Il 16 dicembre 1987 venne pronunciata la sentenza di primo grado del Maxiprocesso, che condannava Pietro Alfano a 5 anni di carcere, Salvatore e Onofrio Catalano e Francesco Castronovo a 17 anni mentre Lorenzo De Vardo venne assolto[21].
Uno stralcio d'indagine della "Pizza connection" portò ad un processo che si aprì a Roma nel settembre 1984, che vedeva imputati boss mafiosi e riciclatori di denaro sporco che si muovevano tra Sicilia, Lombardia, Svizzera e Stati Uniti[52]: i siciliani Giuseppe e Alfredo Bono, Nicolò ed Antonino Salamone, Salvatore ed Antonino Enea, il napoletano Michele Zaza e Salvatore Amendolito, uno degli "addetti" al riciclaggio in Svizzera che stava collaborando con le autorità americane[53][54]; vennero tutti condannati a pene fino a 15 anni di reclusione[55]
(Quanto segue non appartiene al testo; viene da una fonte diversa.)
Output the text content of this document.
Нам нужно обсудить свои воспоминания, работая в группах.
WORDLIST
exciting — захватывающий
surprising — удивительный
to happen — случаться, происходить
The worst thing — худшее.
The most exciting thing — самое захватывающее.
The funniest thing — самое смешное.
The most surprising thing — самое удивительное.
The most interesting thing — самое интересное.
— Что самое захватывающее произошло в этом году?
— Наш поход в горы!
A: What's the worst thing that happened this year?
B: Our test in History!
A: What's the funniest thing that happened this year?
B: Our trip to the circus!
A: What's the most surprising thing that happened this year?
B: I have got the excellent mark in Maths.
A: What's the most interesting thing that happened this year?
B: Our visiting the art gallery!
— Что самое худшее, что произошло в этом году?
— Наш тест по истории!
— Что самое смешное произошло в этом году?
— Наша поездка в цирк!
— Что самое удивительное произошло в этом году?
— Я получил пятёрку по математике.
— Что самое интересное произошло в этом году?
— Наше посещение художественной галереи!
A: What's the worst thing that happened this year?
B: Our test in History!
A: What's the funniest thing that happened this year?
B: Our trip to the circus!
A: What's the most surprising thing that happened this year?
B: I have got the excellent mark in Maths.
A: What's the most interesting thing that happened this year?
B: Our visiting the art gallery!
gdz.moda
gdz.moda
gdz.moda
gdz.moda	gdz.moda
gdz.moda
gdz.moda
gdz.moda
Un altro processo alla "Pizza connection" si aprì a Lugano l'8 settembre 1985, che vedeva l'accusa rappresentata dal pubblico ministero Paolo Bernasconi e come imputati i principali riciclatori di denaro sporco in Svizzera: i ticinesi Adriano Corti, Franco Della Torre ed Enrico Rossini, i turchi Musululu Yasar Avni e Paul Eduard Waridel e il boss mafioso Vito Roberto Palazzolo, considerato "il cassiere di Cosa Nostra"[56][57], il quale venne condannato a tre anni di prigione[58].